Donald Trump has announced he is doubling tariffs on Canadian steel and aluminum from 25% to 50% as a retaliation for the province of Ontario’s imposition of a 25% surcharge on electricity exports to several US states, in a dramatic escalation of the trade war between the two ostensibly allied countries.
“Based on Ontario, Canada, placing a 25% Tariff on ‘Electricity’ coming into the United States, I have instructed my Secretary of Commerce to ad [sic] an ADDITIONAL 25% Tariff, to 50%, on all STEEL and ALUMINUM COMING INTO THE UNITED STATES FROM CANADA, ONE OF THE HIGHEST TARIFFING NATIONS ANYWHERE IN THE WORLD,” Trump wrote on Truth Social.
The president said the tariffs would go into effect in the morning of Wednesday 12 March, and again threatened to make Canada the 51st US state.
Trump’s announcement is just the latest in the chaos around the president’s trade policy, the uncertainty of which has raised concerns about a recession in the US.
Over the last few days, the White House’s strategy has been to play down the anxiety on Wall Street, which has further exacerbated a decline in the stock market. After Trump refused to rule out the possibility of a recession in an interview with Fox News over the weekend, the US stock market continued to drop on Monday. By the end of the day, the Nasdaq had seen its worst day since September 2022, dropping 4%.
The sell-off continued into Tuesday morning after Trump’s announcement, with the Dow dropping 1.2% and the S&P 500 and Nasdaq also declining.
In response to Trump’s new tariffs, the Ontario premier, Doug Ford, told MSNBC that Canada “will not back down” and encouraged American CEOs to speak up. Ford has said in the past that he would be willing to cut off US energy supply from Canada completely in response to Trump’s tariffs.

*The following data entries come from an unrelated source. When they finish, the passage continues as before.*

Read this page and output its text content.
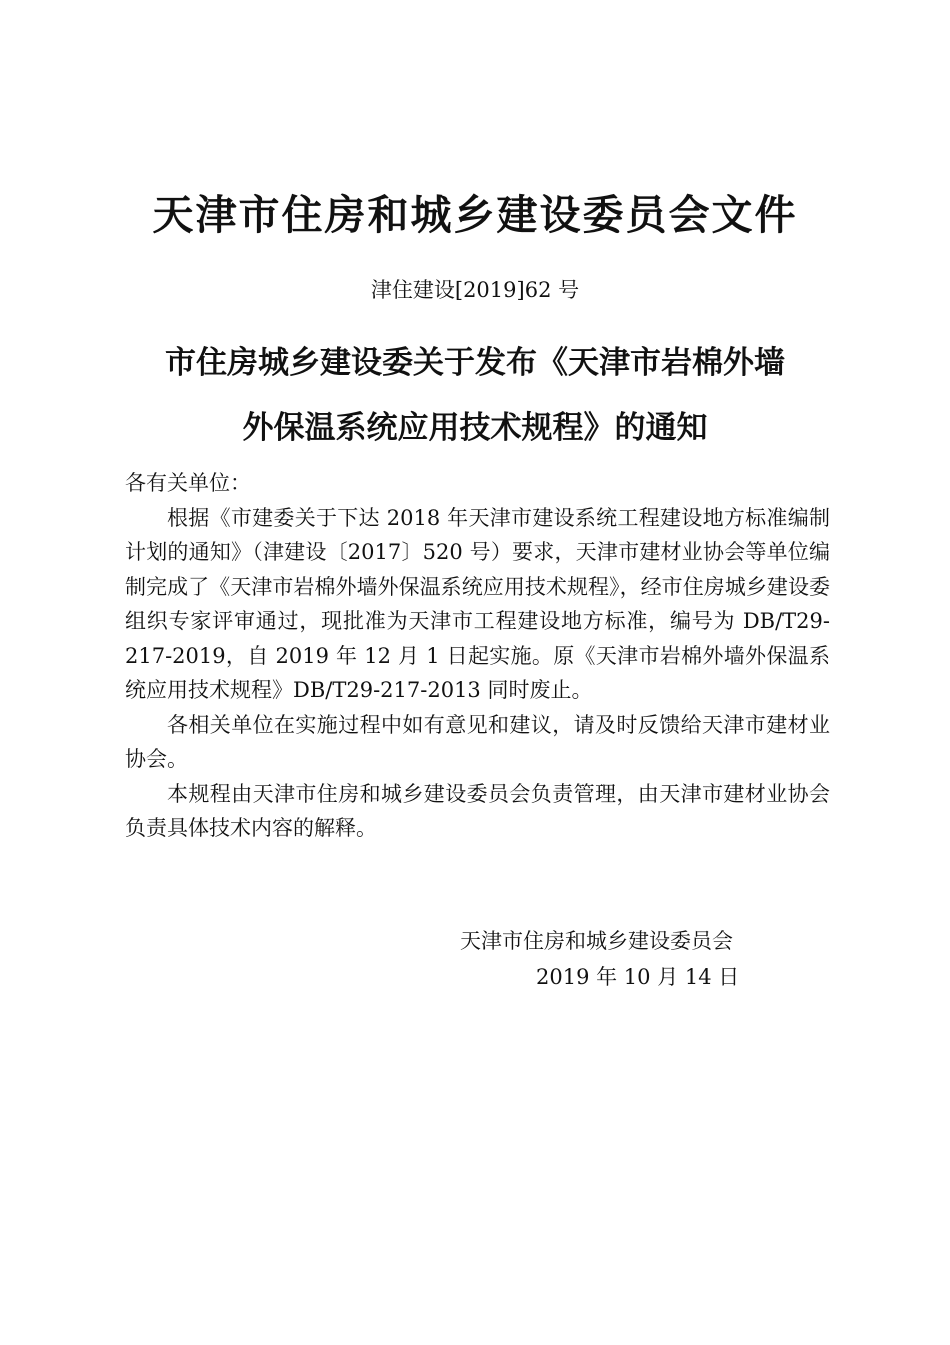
天津市住房和城乡建设委员会文件
津住建设[2019]62 号
市住房城乡建设委关于发布《天津市岩棉外墙
外保温系统应用技术规程》的通知

各有关单位：

根据《市建委关于下达 2018 年天津市建设系统工程建设地方标准编制计划的通知》（津建设〔2017〕520 号）要求，天津市建材业协会等单位编制完成了《天津市岩棉外墙外保温系统应用技术规程》，经市住房城乡建设委组织专家评审通过，现批准为天津市工程建设地方标准，编号为 DB/T29-217-2019，自 2019 年 12 月 1 日起实施。原《天津市岩棉外墙外保温系统应用技术规程》DB/T29-217-2013 同时废止。

各相关单位在实施过程中如有意见和建议，请及时反馈给天津市建材业协会。

本规程由天津市住房和城乡建设委员会负责管理，由天津市建材业协会负责具体技术内容的解释。

天津市住房和城乡建设委员会
2019 年 10 月 14 日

“We will be relentless,” Ford said on Tuesday. “We need those CEOs to actually get a backbone and stand in front of him and tell him, ‘This is going to be a disaster. It’s mass chaos right now.’”
Tariffs of 25% on steel and aluminum imports from other countries are expected to go into effect on Wednesday, after Trump announced tariffs for the sector last month.

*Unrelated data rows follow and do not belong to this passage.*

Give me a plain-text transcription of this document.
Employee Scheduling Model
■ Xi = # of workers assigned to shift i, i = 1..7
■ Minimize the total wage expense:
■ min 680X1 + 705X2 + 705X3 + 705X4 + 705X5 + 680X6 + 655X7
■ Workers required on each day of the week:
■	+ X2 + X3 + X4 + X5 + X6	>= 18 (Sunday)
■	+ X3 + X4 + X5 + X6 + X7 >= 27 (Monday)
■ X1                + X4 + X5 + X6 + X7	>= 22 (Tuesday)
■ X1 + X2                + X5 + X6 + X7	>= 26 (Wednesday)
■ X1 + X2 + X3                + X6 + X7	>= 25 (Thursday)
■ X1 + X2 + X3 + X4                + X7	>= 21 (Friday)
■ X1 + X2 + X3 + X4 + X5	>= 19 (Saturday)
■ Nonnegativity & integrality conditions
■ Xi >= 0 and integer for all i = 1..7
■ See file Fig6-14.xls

Trump is set to meet on Tuesday with the Business Roundtable, an influential group of business leaders that includes the CEOs of Google, Amazon and JPMorgan.
The group said in a statement last week that while it supported trade policies that “open markets to US exports, revitalize the domestic manufacturing base and de-risk supply chains”, it called on the White House to “preserve the benefits” of the US-Mexico-Canada Agreement (USMCA) that Trump had signed in 2020.
In recent weeks, both consumer and business confidence has dropped since Trump entered office.
A survey published on Monday in Chief Executive magazine found that CEOs’ rating of the current business climate fell 20% in January from 6.3 out of 10 – with 1 being “poor” and 10 being “excellent” – to 5, the lowest since spring 2020.
Meanwhile, consumer confidence measured by the Conference Board found that confidence dropped over 6% in February, its biggest month-to-month drop since August 2021.